Stand-up paddle surfing is a traditional Hawaiian sport that promotes balance, strength and general fitness. It began in the 1950s when tourists in Hawaii wanted pictures of their surfing lessons. A local put a camera around his neck, grabbed a longboard and paddle for balance, and stand-up paddle caught its first wave.
It is excellent for surfers and non-surfers as it gives an isometric workout, which strengthens the core muscle groups, and is great fun.
Noosa Standup Paddle (with its surfing origins beginning in Noosa back more than 23 years ago with Surf Legend and waterman Ross Phillips) provides lessons in the sport, and supplies paddles and specialised stand-up paddle boards for all skill levels….and by the way, Ross also founded one of the very first surf schools in Noosa, and has been advisor to Government on Surf School policy and safety for many years…
While it looks simple, it’s much easier to learn in still water before taking on the ocean, so Operation Sunshine , as seen on Getaway, went to the Noosa River with Rick Halkett of Noosa Standup Paddle, along with cricket Australia Legend , Matthew Hayden, to experience some expert SUP tuition.The Stand Up Paddle Surfing course teaches you advanced strokes for turning and catching waves, safety on the water, safe methods of carrying your gear, basic strokes and turns, correct stances and how to use the paddle for stability. Rick also recommends that the first lessons be in virtually windless conditions, so that usually means early morning, or a sunset paddle. It’s the most beautiful part of the day and the water, where lessons are undertaken, is usually like glass.
Carrying the equipment correctly is crucial. Beginner boards have carry handles, but as with all boards, the safest carry is on the shoulder. Simply pick it up by the nose end and walk with outstretched hands down the deck until the weight feels balanced. Ease the board onto your shoulder and place the other hand on the top.

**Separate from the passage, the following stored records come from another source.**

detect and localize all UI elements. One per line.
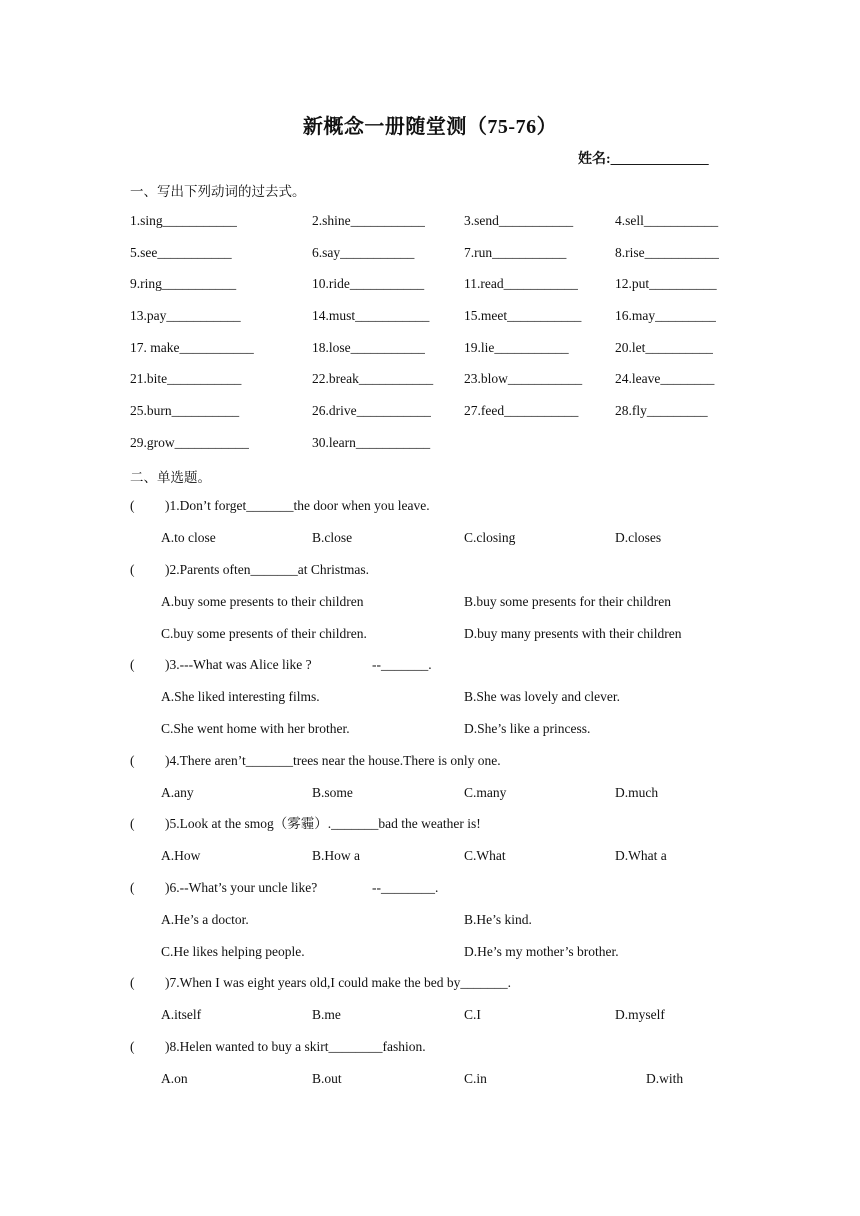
option-d: D.myself <box>615 1007 665 1022</box>
question-text: )6.--What’s your uncle like? <box>165 880 318 895</box>
verb-item: 25.burn__________ <box>130 403 240 418</box>
verb-item: 6.say___________ <box>312 245 415 260</box>
verb-item: 12.put__________ <box>615 276 717 291</box>
verb-item: 1.sing___________ <box>130 213 237 228</box>
verb-item: 8.rise___________ <box>615 245 719 260</box>
verb-item: 15.meet___________ <box>464 308 582 323</box>
verb-item: 23.blow___________ <box>464 371 583 386</box>
verb-item: 20.let__________ <box>615 340 713 355</box>
question-text: )3.---What was Alice like ? <box>165 657 312 672</box>
answer-paren: ( <box>130 1039 135 1054</box>
verb-item: 4.sell___________ <box>615 213 719 228</box>
verb-item: 18.lose___________ <box>312 340 425 355</box>
verb-item: 19.lie___________ <box>464 340 569 355</box>
answer-paren: ( <box>130 816 135 831</box>
option-d: D.much <box>615 785 659 800</box>
option-a: A.any <box>161 785 194 800</box>
verb-item: 30.learn___________ <box>312 435 431 450</box>
verb-item: 28.fly_________ <box>615 403 708 418</box>
option-a: A.itself <box>161 1007 202 1022</box>
option-b: B.She was lovely and clever. <box>464 689 620 704</box>
verb-item: 10.ride___________ <box>312 276 425 291</box>
verb-item: 21.bite___________ <box>130 371 242 386</box>
option-c: C.in <box>464 1071 487 1086</box>
question-text: )1.Don’t forget_______the door when you leave. <box>165 498 430 513</box>
option-c: C.closing <box>464 530 516 545</box>
answer-paren: ( <box>130 975 135 990</box>
option-c: C.I <box>464 1007 481 1022</box>
verb-item: 17. make___________ <box>130 340 254 355</box>
option-b: B.buy some presents for their children <box>464 594 671 609</box>
option-d: D.with <box>646 1071 684 1086</box>
option-b: B.some <box>312 785 353 800</box>
verb-item: 3.send___________ <box>464 213 574 228</box>
option-a: A.buy some presents to their children <box>161 594 364 609</box>
option-c: C.She went home with her brother. <box>161 721 350 736</box>
option-a: A.How <box>161 848 201 863</box>
option-a: A.She liked interesting films. <box>161 689 320 704</box>
verb-item: 27.feed___________ <box>464 403 579 418</box>
verb-item: 16.may_________ <box>615 308 716 323</box>
answer-paren: ( <box>130 562 135 577</box>
question-answer-blank: --________. <box>372 880 439 895</box>
question-answer-blank: --_______. <box>372 657 432 672</box>
option-c: C.many <box>464 785 507 800</box>
option-c: C.He likes helping people. <box>161 944 305 959</box>
option-b: B.out <box>312 1071 342 1086</box>
verb-item: 13.pay___________ <box>130 308 241 323</box>
answer-paren: ( <box>130 498 135 513</box>
option-d: D.He’s my mother’s brother. <box>464 944 619 959</box>
option-a: A.to close <box>161 530 216 545</box>
question-text: )5.Look at the smog（雾霾）._______bad the weather is! <box>165 816 481 831</box>
option-c: C.What <box>464 848 506 863</box>
question-text: )8.Helen wanted to buy a skirt________fashion. <box>165 1039 426 1054</box>
page-title: 新概念一册随堂测（75-76） <box>302 116 558 138</box>
verb-item: 7.run___________ <box>464 245 567 260</box>
option-d: D.buy many presents with their children <box>464 626 682 641</box>
verb-item: 22.break___________ <box>312 371 434 386</box>
option-b: B.He’s kind. <box>464 912 532 927</box>
option-b: B.close <box>312 530 353 545</box>
option-d: D.closes <box>615 530 662 545</box>
option-b: B.me <box>312 1007 341 1022</box>
verb-item: 5.see___________ <box>130 245 232 260</box>
option-c: C.buy some presents of their children. <box>161 626 367 641</box>
answer-paren: ( <box>130 880 135 895</box>
name-field-label: 姓名:______________ <box>578 152 709 167</box>
option-b: B.How a <box>312 848 360 863</box>
question-text: )4.There aren’t_______trees near the house.There is only one. <box>165 753 501 768</box>
option-d: D.She’s like a princess. <box>464 721 591 736</box>
option-a: A.on <box>161 1071 188 1086</box>
verb-item: 24.leave________ <box>615 371 715 386</box>
section-2-heading: 二、单选题。 <box>130 470 211 485</box>
verb-item: 29.grow___________ <box>130 435 249 450</box>
option-a: A.He’s a doctor. <box>161 912 249 927</box>
option-d: D.What a <box>615 848 667 863</box>
verb-item: 26.drive___________ <box>312 403 431 418</box>
section-1-heading: 一、写出下列动词的过去式。 <box>130 184 306 199</box>
verb-item: 14.must___________ <box>312 308 430 323</box>
verb-item: 11.read___________ <box>464 276 578 291</box>
verb-item: 9.ring___________ <box>130 276 237 291</box>
verb-item: 2.shine___________ <box>312 213 425 228</box>
question-text: )2.Parents often_______at Christmas. <box>165 562 369 577</box>
answer-paren: ( <box>130 753 135 768</box>
answer-paren: ( <box>130 657 135 672</box>
question-text: )7.When I was eight years old,I could make the bed by_______. <box>165 975 512 990</box>
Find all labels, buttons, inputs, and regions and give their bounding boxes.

Once the basics are under control, you go on an a very serene SUP excursion around the estuaries. From Noosa Heads Lions Park there are more than 40km of estuaries to explore.Every year the town hosts the Noosa Festival of Surfing. It was established in 1992 by members of the Noosa Malibu Club as an amateur surfing competition. It provided the perfect excuse for members to invite friends to surf Noosa’s pristine right-hand point breaks at their best. The event’s popularity among longboarders far exceeded expectations and encouraged the club to take the classic competition to the next level.While tandem surfing and nose-riding have always been popular at the festival, this year stand-up paddle surfing has hit the popularity stakes.